SUR LES TRACES DE CHEIKH AHEDDAD

SUR LES TRACES DE CHEIKH AHEDDAD

Par Djamel Alilat

Des hommes mais aussi des femmes qui ont marqué l’histoire de la Kabylie et de l’Algérie. Figures de la résistance contre les invasions ennemies, ils sont devenus, chacun à sa manière, des légendes vivantes dans la mémoire collective du pays.
Que reste-t-il de leur passage ? Notre reporter est parti à leur recherche.

C’est le 8 avril 1871, à Souk El-Djemâa (Seddouk), au milieu d’une foule composée de plusieurs personnes, que Cheikh Aheddad a déclaré la guerre à l’occupant français.
Pour retrouver des bribes de la mémoire de Cheikh Aheddad, il faut aller à Seddouk Oufella, son village natal. Un petit village pittoresque accroché au flanc d’une montagne des Bibans. Beau comme une carte postale.
Cependant, derrière cette image d’Épinal se cache une réalité triste et difficilement admissible : la maison familiale de Cheikh Aheddad, qui renferme encore takhelouith n’cheikh, la cellule où il menait une vie d’ascète et dereclus, est dans un état plus que lamentable. C’est une ruine qui menace de s’écrouler d’un jour à l’autre. Et pour cause, ce site historique n’a fait l’objet d’aucune restauration, d’aucune attention. Pourtant, ce ne sont pas les visites officielles de ministres et autres grands pontes qui ont manqué en ce lieu. Dekkouche Bouzid, le gardien des lieux qui habite la moitié rénovée de la demeure depuis qu’il a épousé une descendante du cheikh, est formel : “Beaucoup de ministres et de personnalités sont venus ici, entre autres Ben Bella, Aït Ahmed, Ben Bitour, Mouloud Kassem n’Aït Belkacem et Kasdi Merbah, un mois avant sa mort. Ghozali aussi en tant que Premier ministre est venu. Il aurait donné 100 millions à la wilaya pour la réfection de la maison mais on n’a toujours pas vu la couleur de cet argent.”
La vieille maison est fissurée de toutes parts et le dernier séisme, celui de 2001 qui avait pour épicentre Beni Maouche, à quelques encablures de là, l’a encore fragilisée. Comme toutes les maisons traditionnelles kabyles, elle est pourvue d’un asqif qui abrite une porte d’entrée en bois massif qui permet d’accéder à la cour intérieure, afragg. La partie droite a été reconstruite en briques et parpaings. Une maison moderne s’y élève. Elle abrite la famille de Bouzid. La partie gauche, celle où habitait le vénérable cheikh, est demeurée telle quelle. Takhamt n’cheikh, taâricht avec, dans le toit, des trous béants qui laissent voir les nuages, et par terre quelques vieux ustensiles datant de plus d’un siècle et demi et qui collectent l’eau de pluie qui pénètre du toit abîmé. Juste à côté, une petite porte en bois s’ouvre sur takhelouith n’cheikh, sa cellule d’ascèse où il priait et méditait. Deux vieilles dames en tenue traditionnelle, qui se compose du dil et de la fouta, arrivent et s’engouffrent dans la maison en prononçant la formule d’usage rituelle : “S’awanuz à Cheikh Aheddad.”

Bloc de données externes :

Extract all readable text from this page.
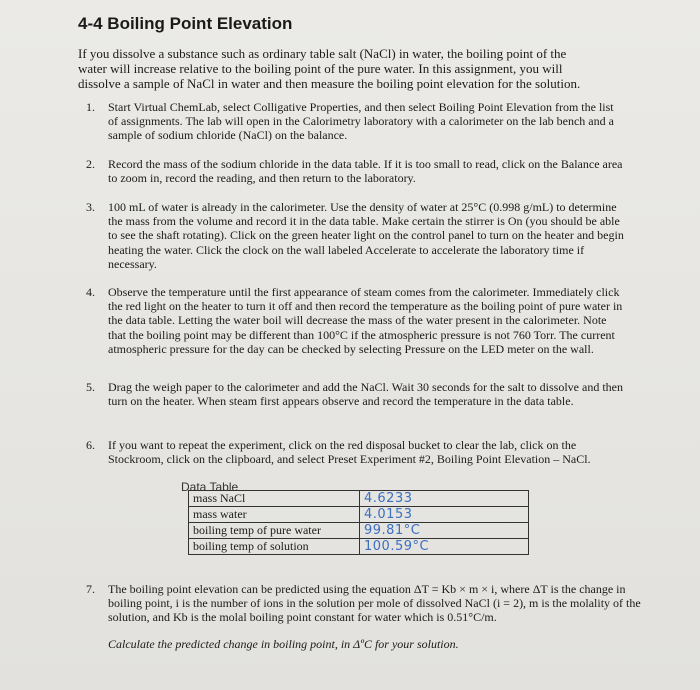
4-4 Boiling Point Elevation
If you dissolve a substance such as ordinary table salt (NaCl) in water, the boiling point of the water will increase relative to the boiling point of the pure water. In this assignment, you will dissolve a sample of NaCl in water and then measure the boiling point elevation for the solution.
1. Start Virtual ChemLab, select Colligative Properties, and then select Boiling Point Elevation from the list of assignments. The lab will open in the Calorimetry laboratory with a calorimeter on the lab bench and a sample of sodium chloride (NaCl) on the balance.
2. Record the mass of the sodium chloride in the data table. If it is too small to read, click on the Balance area to zoom in, record the reading, and then return to the laboratory.
3. 100 mL of water is already in the calorimeter. Use the density of water at 25°C (0.998 g/mL) to determine the mass from the volume and record it in the data table. Make certain the stirrer is On (you should be able to see the shaft rotating). Click on the green heater light on the control panel to turn on the heater and begin heating the water. Click the clock on the wall labeled Accelerate to accelerate the laboratory time if necessary.
4. Observe the temperature until the first appearance of steam comes from the calorimeter. Immediately click the red light on the heater to turn it off and then record the temperature as the boiling point of pure water in the data table. Letting the water boil will decrease the mass of the water present in the calorimeter. Note that the boiling point may be different than 100°C if the atmospheric pressure is not 760 Torr. The current atmospheric pressure for the day can be checked by selecting Pressure on the LED meter on the wall.
5. Drag the weigh paper to the calorimeter and add the NaCl. Wait 30 seconds for the salt to dissolve and then turn on the heater. When steam first appears observe and record the temperature in the data table.
6. If you want to repeat the experiment, click on the red disposal bucket to clear the lab, click on the Stockroom, click on the clipboard, and select Preset Experiment #2, Boiling Point Elevation – NaCl.
Data Table
mass NaCl	4.6233
mass water	4.0153
boiling temp of pure water	99.81°C
boiling temp of solution	100.59°C
7. The boiling point elevation can be predicted using the equation ΔT = Kb × m × i, where ΔT is the change in boiling point, i is the number of ions in the solution per mole of dissolved NaCl (i = 2), m is the molality of the solution, and Kb is the molal boiling point constant for water which is 0.51°C/m.
Calculate the predicted change in boiling point, in ΔºC for your solution.
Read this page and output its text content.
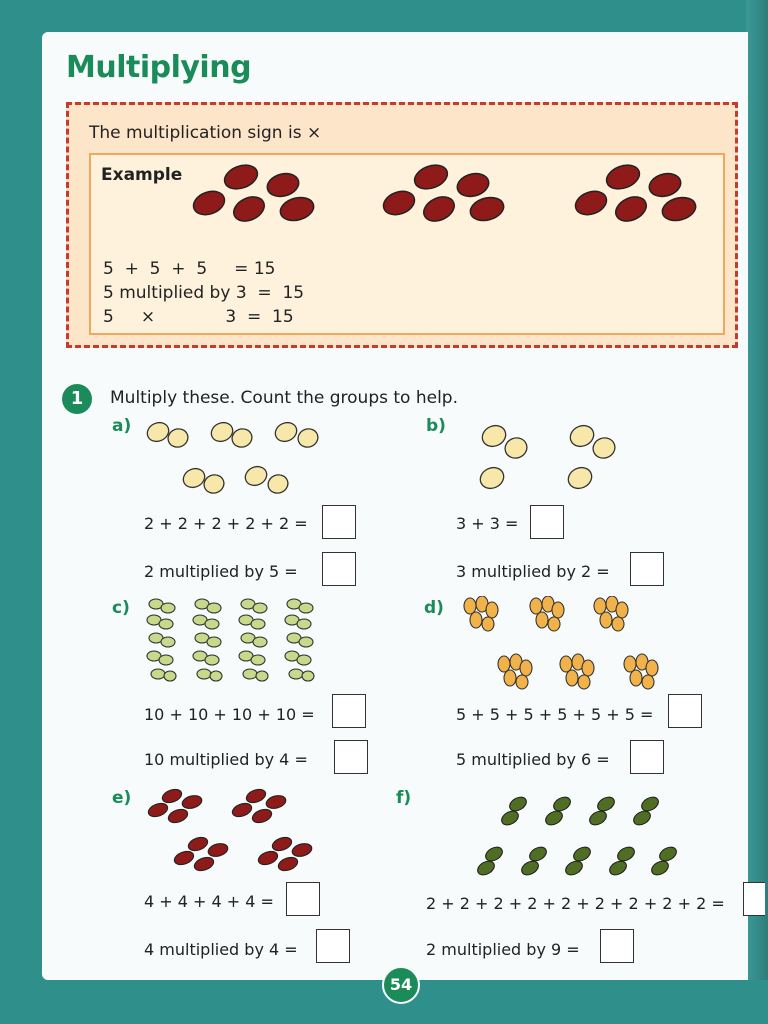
Multiplying
The multiplication sign is ×
Example
5  +  5  +  5     = 15
5 multiplied by 3  =  15
5     ×             3  =  15
1	Multiply these. Count the groups to help.
a)
2 + 2 + 2 + 2 + 2 =
2 multiplied by 5 =
b)
3 + 3 =
3 multiplied by 2 =
c)
10 + 10 + 10 + 10 =
10 multiplied by 4 =
d)
5 + 5 + 5 + 5 + 5 + 5 =
5 multiplied by 6 =
e)
4 + 4 + 4 + 4 =
4 multiplied by 4 =
f)
2 + 2 + 2 + 2 + 2 + 2 + 2 + 2 + 2 =
2 multiplied by 9 =
54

Lorsque nous interrogeons notre hôte pour savoir si des visiteurs viennent encore en ces lieux, il répond que la fréquentation a beaucoup baissé. Avant, énormément de gens venaient faire la ziara. Principalement des malades et des impotents venus solliciter la baraka du cheikh. Aux plus atteints, on permettait de passer la nuit dans takhelouith n’cheikh. À en croire notre hôte, le lendemain, il y avait souvent des guérisons miraculeuses. Bouzid poursuit : “On ne peut plus permettre aux gens de passer la nuit ici, c’est trop dangereux. Voyez vous-même”, fait-il en désignant du doigt les fissures qui lézardent les murs. C’est dans cette petite pièce sombre que les Français l’ont arrêté en 1871. À 80 ans passés, il était pratiquement paralysé des membres inférieurs et avait beaucoup de difficultés à se mouvoir.

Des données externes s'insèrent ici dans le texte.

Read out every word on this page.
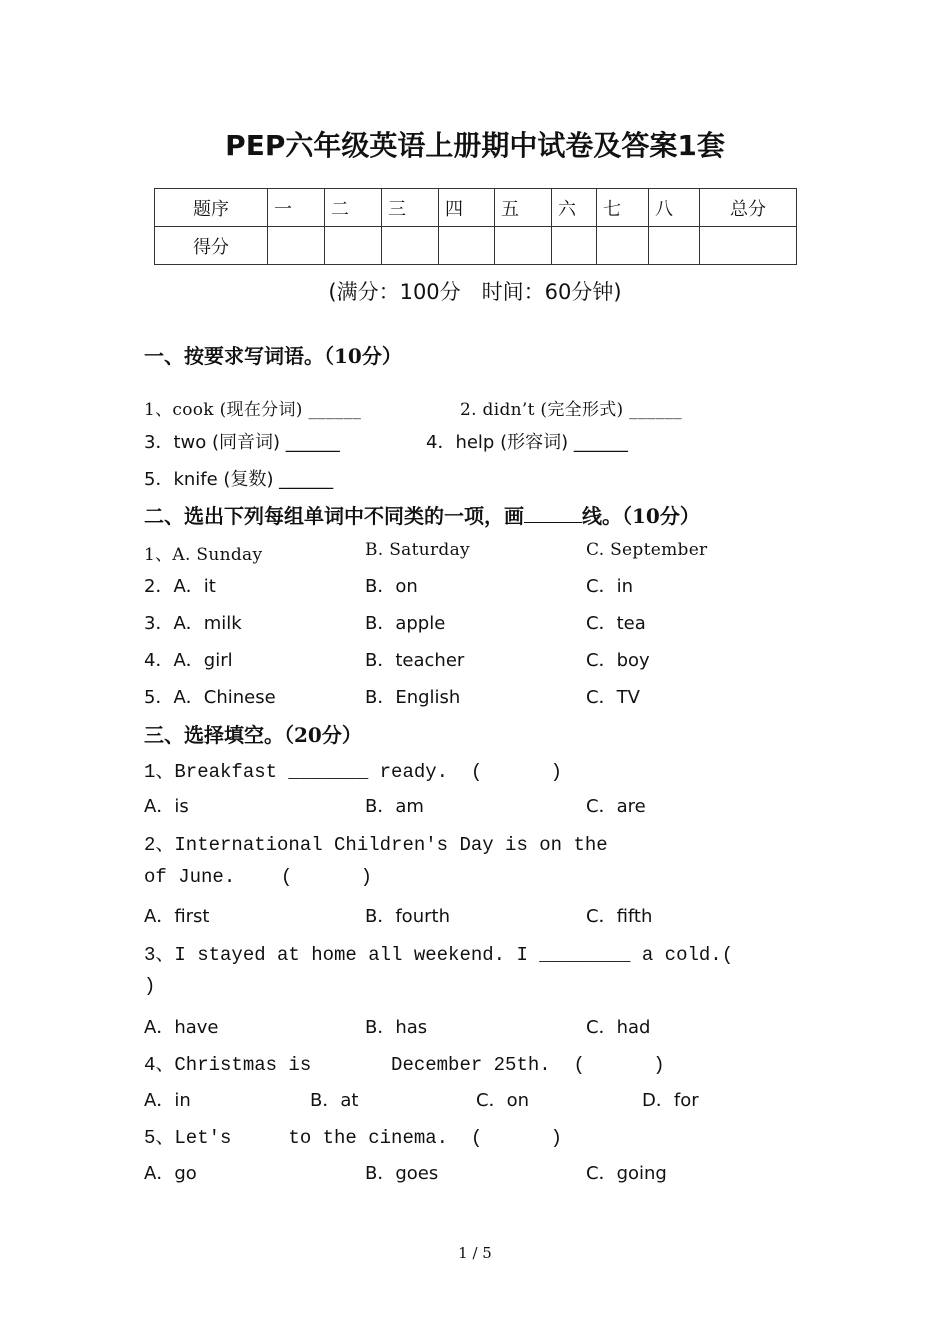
PEP六年级英语上册期中试卷及答案1套
题序	一	二	三	四	五	六	七	八	总分
得分									
(满分：100分　时间：60分钟)
一、按要求写词语。（10分）
1、cook (现在分词) ______	2. didn’t (完全形式) ______
3．two (同音词) ______	4．help (形容词) ______
5．knife (复数) ______
二、选出下列每组单词中不同类的一项，画	线。（10分）
1、A. Sunday	B. Saturday	C. September
2．A．it	B．on	C．in
3．A．milk	B．apple	C．tea
4．A．girl	B．teacher	C．boy
5．A．Chinese	B．English	C．TV
三、选择填空。（20分）
1、Breakfast _______ ready.  (      )
A．is	B．am	C．are
2、International Children's Day is on the
of June.    (      )
A．first	B．fourth	C．fifth
3、I stayed at home all weekend. I ________ a cold.(
)
A．have	B．has	C．had
4、Christmas is       December 25th.  (      )
A．in	B．at	C．on	D．for
5、Let's     to the cinema.  (      )
A．go	B．goes	C．going
1 / 5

Son grand âge, son statut de guide spirituel de la tarika Rahmania et ses ennuis de santé ne les ont nullement empêchés de l’envoyer en prison pour le rôle éminent qu’il a joué lors de l’insurrection de 1871 à côté, bien sûr, de Hadj M’hamed El-Mokrani. Sur les murs extérieurs de la maison, Bouzid nous montre des traces de peinture bleue. Des ingénieurs sont venus ici pour étudier la meilleure manière de restaurer le site. Ils sont restés quelques semaines et ils sont partis pour ne plus jamais revenir. “On vient, on trace et on s’en va !”, se désole Bouzid. “Les autorités ne nous ont même pas donné un sac de ciment pour réparer.” Il note également que depuis les évènements de Kabylie, plus aucune visite officielle n’a été enregistrée ici. Triste époque où, dans une Algérie riche à milliards, des responsables politiques aux caisses bourrées d’argent oublient de sauvegarder la mémoire des géants qui ont façonné ce pays.

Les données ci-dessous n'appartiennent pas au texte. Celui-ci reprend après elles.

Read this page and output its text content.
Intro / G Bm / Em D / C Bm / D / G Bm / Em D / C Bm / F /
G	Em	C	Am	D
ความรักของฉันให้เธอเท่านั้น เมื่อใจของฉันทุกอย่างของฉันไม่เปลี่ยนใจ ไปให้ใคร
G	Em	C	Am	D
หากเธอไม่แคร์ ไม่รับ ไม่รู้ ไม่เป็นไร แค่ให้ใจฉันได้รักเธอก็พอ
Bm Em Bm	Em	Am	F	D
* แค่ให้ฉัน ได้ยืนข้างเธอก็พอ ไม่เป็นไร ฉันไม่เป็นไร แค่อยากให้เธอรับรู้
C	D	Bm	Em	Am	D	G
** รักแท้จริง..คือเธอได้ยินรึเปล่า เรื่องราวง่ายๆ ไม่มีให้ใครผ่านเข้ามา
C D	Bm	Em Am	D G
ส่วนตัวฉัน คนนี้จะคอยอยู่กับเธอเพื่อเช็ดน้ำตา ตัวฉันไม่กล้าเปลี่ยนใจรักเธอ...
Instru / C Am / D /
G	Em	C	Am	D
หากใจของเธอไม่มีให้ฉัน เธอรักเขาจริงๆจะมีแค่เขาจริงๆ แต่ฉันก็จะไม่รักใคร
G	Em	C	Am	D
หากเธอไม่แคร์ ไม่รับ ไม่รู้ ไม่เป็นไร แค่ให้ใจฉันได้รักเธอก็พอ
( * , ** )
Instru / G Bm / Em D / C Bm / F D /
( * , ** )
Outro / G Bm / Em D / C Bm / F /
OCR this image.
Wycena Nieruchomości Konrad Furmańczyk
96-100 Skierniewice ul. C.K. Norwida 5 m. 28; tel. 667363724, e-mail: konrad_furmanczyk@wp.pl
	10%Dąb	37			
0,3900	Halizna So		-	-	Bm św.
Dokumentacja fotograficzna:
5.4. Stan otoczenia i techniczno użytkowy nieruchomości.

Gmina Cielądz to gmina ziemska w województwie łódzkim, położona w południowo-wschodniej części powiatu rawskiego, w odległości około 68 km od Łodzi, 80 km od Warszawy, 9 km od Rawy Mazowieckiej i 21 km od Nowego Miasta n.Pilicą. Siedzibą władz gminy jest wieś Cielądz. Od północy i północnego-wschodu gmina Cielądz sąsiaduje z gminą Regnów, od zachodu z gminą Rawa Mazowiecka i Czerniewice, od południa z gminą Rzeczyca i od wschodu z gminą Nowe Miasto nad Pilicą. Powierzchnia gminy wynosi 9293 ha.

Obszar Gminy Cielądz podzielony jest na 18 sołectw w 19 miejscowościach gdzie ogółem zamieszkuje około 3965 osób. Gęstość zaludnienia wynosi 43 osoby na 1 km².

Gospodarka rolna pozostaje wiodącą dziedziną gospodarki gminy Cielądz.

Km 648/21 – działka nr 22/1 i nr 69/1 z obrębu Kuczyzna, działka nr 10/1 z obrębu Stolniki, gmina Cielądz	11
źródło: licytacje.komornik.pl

Naissance et mort d’une légende Cheikh Aheddad, guide spirituel de la confrérie Rahmania, à qui on doit en partie l’insurrection de 1871, a payé de sa vie son engagement pour son pays. À Seddouk, chef-lieu de commune, en face du siège de l’APC, une statue le représentant a été érigée sur une place publique. C’est ici, à Souk El-Djemaâ, que le 8 avril 1871, au milieu d’une foule composée de plusieurs milliers de personnes, qu’il a décrété le djihad contre l’occupant français. Après avoir dirigé la prière, il a jeté son bâton par terre et s’est écrié : “Inch Allah nous jetterons iroumyen en mer comme je jette ce bâton par terre !” Une déclaration de guerre sans équivoque. Il s’agissait bien de bouter le colonisateur hors du territoire algérien. 150 000 Kabyles se soulèvent aussitôt. C’est le début de l’insurrection. Une dame, que nous avons rencontrée un peu plus loin et qui tient à garder l’anonymat en se définissant comme une simple takhounith, nous raconte : “À l’âge de 12 ans, il a été envoyé par son père à la zaouïa de cheikh Abderrahmane à Ath Smaïl. Il emmenait sur son dos du sel des Ath Alloune pour les talebs de timaâmart. C’est cheikh Abderrahmane qui lui a donné la tarika.” Il est vrai que la direction spirituelle de la très puissante tarika Rahmania, fondée par Sidi Abderrahmane Bou Qobrin à Ath Smaïl dans la wilaya de Tizi Ouzou, a échu à Cheikh Aheddad en 1860, lorsque la zaouïa mère fut fermée par les Français après le rôle joué par son leader, El-Hadj Amar, dans le soulèvement de 1857.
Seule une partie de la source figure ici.